2. Pharmacological inhibition of OTULIN’s activity with a novel small molecule inhibitor, UC495, reduced levels of phosphorylated tau in Alzheimer’s neurons, indicating possible therapeutic benefits without the need for complete gene elimination.
3. The absence of OTULIN led to the upregulation of genes linked to RNA degradation and stability regulation, including components of the CCR4-NOT complex and various RNA-binding proteins associated with neurodegenerative diseases.
4. Bulk RNA sequencing of Alzheimer’s neurons revealed significant downregulation of OTULIN long noncoding RNA and decreased expression of melanoma antigen gene family members, which are involved in protein quality control.

Implications for Alzheimer’s Treatment

The implications of these findings extend beyond basic science, potentially offering new avenues for treating tauopathies, a category of neurodegenerative diseases characterized by toxic tau accumulation. Dr. Bhaskar emphasized, “OTULIN could serve as a novel drug target, but our findings suggest we need to modulate its activity carefully rather than eliminate it completely.”

The research demonstrated that partial inhibition using UC495 decreased pathological forms of tau without eliminating total tau or causing toxicity to neurons. This suggests a therapeutic window exists where OTULIN’s activity can be adjusted for beneficial effects.

Additionally, the team discovered that OTULIN deficiency prevents autoinflammation in neurons by downregulating components of inflammatory pathways, enhancing understanding of how cells maintain a balance between protein quality control and inflammatory responses.

The study also sheds light on broader RNA biology, revealing fundamental mechanisms of RNA metabolism regulation in neurons. The researchers identified upregulation of transcriptional repressors in OTULIN-deficient cells, as well as alterations in RNA-binding proteins that influence mRNA stability.

As Dr. Liao described, “We’re essentially looking at a previously unknown checkpoint in gene expression.” The study highlights connections between OTULIN and various neurodegenerative disease-associated RNA-binding proteins, suggesting implications for understanding a range of brain disorders.
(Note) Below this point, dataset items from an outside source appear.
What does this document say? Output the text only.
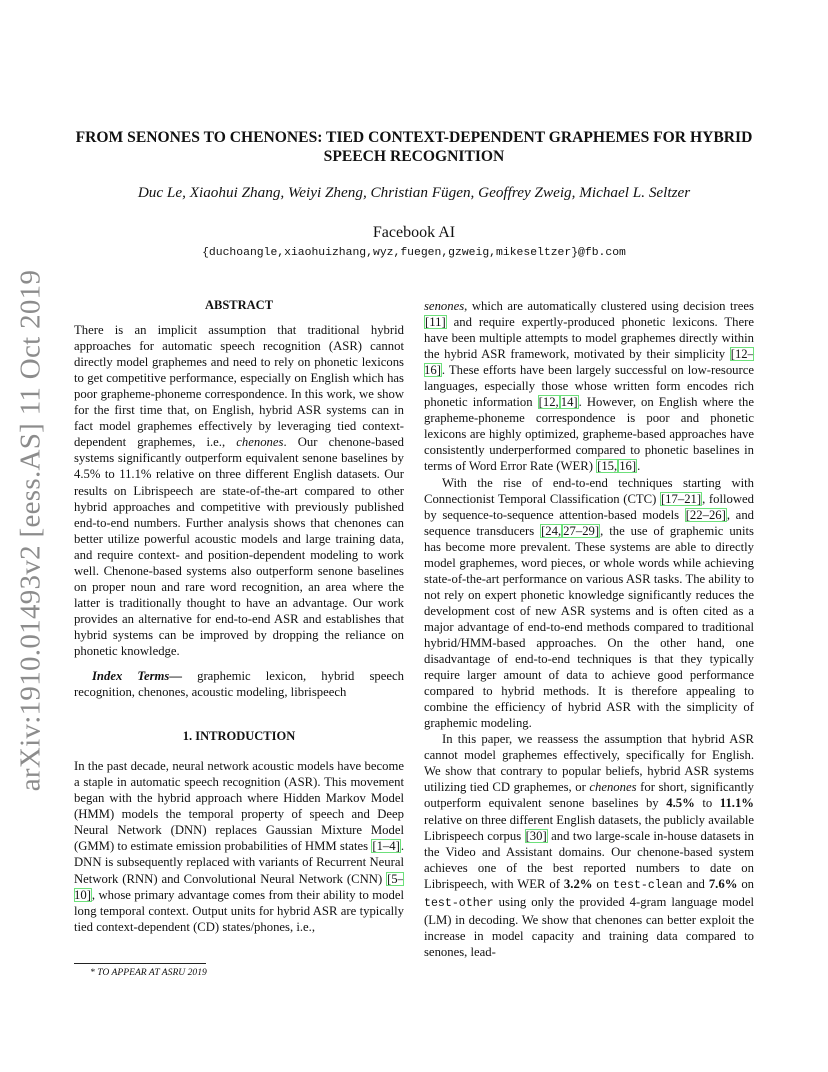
arXiv:1910.01493v2 [eess.AS] 11 Oct 2019
FROM SENONES TO CHENONES: TIED CONTEXT-DEPENDENT GRAPHEMES FOR HYBRID SPEECH RECOGNITION

Duc Le, Xiaohui Zhang, Weiyi Zheng, Christian Fügen, Geoffrey Zweig, Michael L. Seltzer

Facebook AI

{duchoangle,xiaohuizhang,wyz,fuegen,gzweig,mikeseltzer}@fb.com

ABSTRACT

There is an implicit assumption that traditional hybrid approaches for automatic speech recognition (ASR) cannot directly model graphemes and need to rely on phonetic lexicons to get competitive performance, especially on English which has poor grapheme-phoneme correspondence. In this work, we show for the first time that, on English, hybrid ASR systems can in fact model graphemes effectively by leveraging tied context-dependent graphemes, i.e., chenones. Our chenone-based systems significantly outperform equivalent senone baselines by 4.5% to 11.1% relative on three different English datasets. Our results on Librispeech are state-of-the-art compared to other hybrid approaches and competitive with previously published end-to-end numbers. Further analysis shows that chenones can better utilize powerful acoustic models and large training data, and require context- and position-dependent modeling to work well. Chenone-based systems also outperform senone baselines on proper noun and rare word recognition, an area where the latter is traditionally thought to have an advantage. Our work provides an alternative for end-to-end ASR and establishes that hybrid systems can be improved by dropping the reliance on phonetic knowledge.

Index Terms— graphemic lexicon, hybrid speech recognition, chenones, acoustic modeling, librispeech

1. INTRODUCTION

In the past decade, neural network acoustic models have become a staple in automatic speech recognition (ASR). This movement began with the hybrid approach where Hidden Markov Model (HMM) models the temporal property of speech and Deep Neural Network (DNN) replaces Gaussian Mixture Model (GMM) to estimate emission probabilities of HMM states [1–4]. DNN is subsequently replaced with variants of Recurrent Neural Network (RNN) and Convolutional Neural Network (CNN) [5–10], whose primary advantage comes from their ability to model long temporal context. Output units for hybrid ASR are typically tied context-dependent (CD) states/phones, i.e.,

senones, which are automatically clustered using decision trees [11] and require expertly-produced phonetic lexicons. There have been multiple attempts to model graphemes directly within the hybrid ASR framework, motivated by their simplicity [12–16]. These efforts have been largely successful on low-resource languages, especially those whose written form encodes rich phonetic information [12, 14]. However, on English where the grapheme-phoneme correspondence is poor and phonetic lexicons are highly optimized, grapheme-based approaches have consistently underperformed compared to phonetic baselines in terms of Word Error Rate (WER) [15, 16].

With the rise of end-to-end techniques starting with Connectionist Temporal Classification (CTC) [17–21], followed by sequence-to-sequence attention-based models [22–26], and sequence transducers [24, 27–29], the use of graphemic units has become more prevalent. These systems are able to directly model graphemes, word pieces, or whole words while achieving state-of-the-art performance on various ASR tasks. The ability to not rely on expert phonetic knowledge significantly reduces the development cost of new ASR systems and is often cited as a major advantage of end-to-end methods compared to traditional hybrid/HMM-based approaches. On the other hand, one disadvantage of end-to-end techniques is that they typically require larger amount of data to achieve good performance compared to hybrid methods. It is therefore appealing to combine the efficiency of hybrid ASR with the simplicity of graphemic modeling.

In this paper, we reassess the assumption that hybrid ASR cannot model graphemes effectively, specifically for English. We show that contrary to popular beliefs, hybrid ASR systems utilizing tied CD graphemes, or chenones for short, significantly outperform equivalent senone baselines by 4.5% to 11.1% relative on three different English datasets, the publicly available Librispeech corpus [30] and two large-scale in-house datasets in the Video and Assistant domains. Our chenone-based system achieves one of the best reported numbers to date on Librispeech, with WER of 3.2% on test-clean and 7.6% on test-other using only the provided 4-gram language model (LM) in decoding. We show that chenones can better exploit the increase in model capacity and training data compared to senones, lead-

* TO APPEAR AT ASRU 2019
The team employed advanced techniques, including CRISPR-Cas9 gene editing, induced pluripotent stem cell-derived neurons from Alzheimer’s patients, comprehensive bulk RNA sequencing, and computational drug design to identify UC495. They validated their findings across multiple cell types, bolstering the relevance to human disease.

Moving forward, the researchers aim to clarify how OTULIN influences gene expression and RNA metabolism at the molecular level. They are also investigating whether controlled OTULIN inhibition can effectively reduce tau pathology in animal models of Alzheimer’s disease.

“This discovery opens up an entirely new research direction,” stated Dr. Bhaskar. The ongoing investigations will also explore the reasons behind the reduced levels of OTULIN long noncoding RNA in Alzheimer’s neurons and whether restoring these levels could normalize OTULIN protein expression and tau pathology.

For further details, refer to the original study: “The deubiquitinase OTULIN regulates tau expression and RNA metabolism in neurons,” published in Genomic Psychiatry (2025). DOI: 10.61373/gp025a.0116.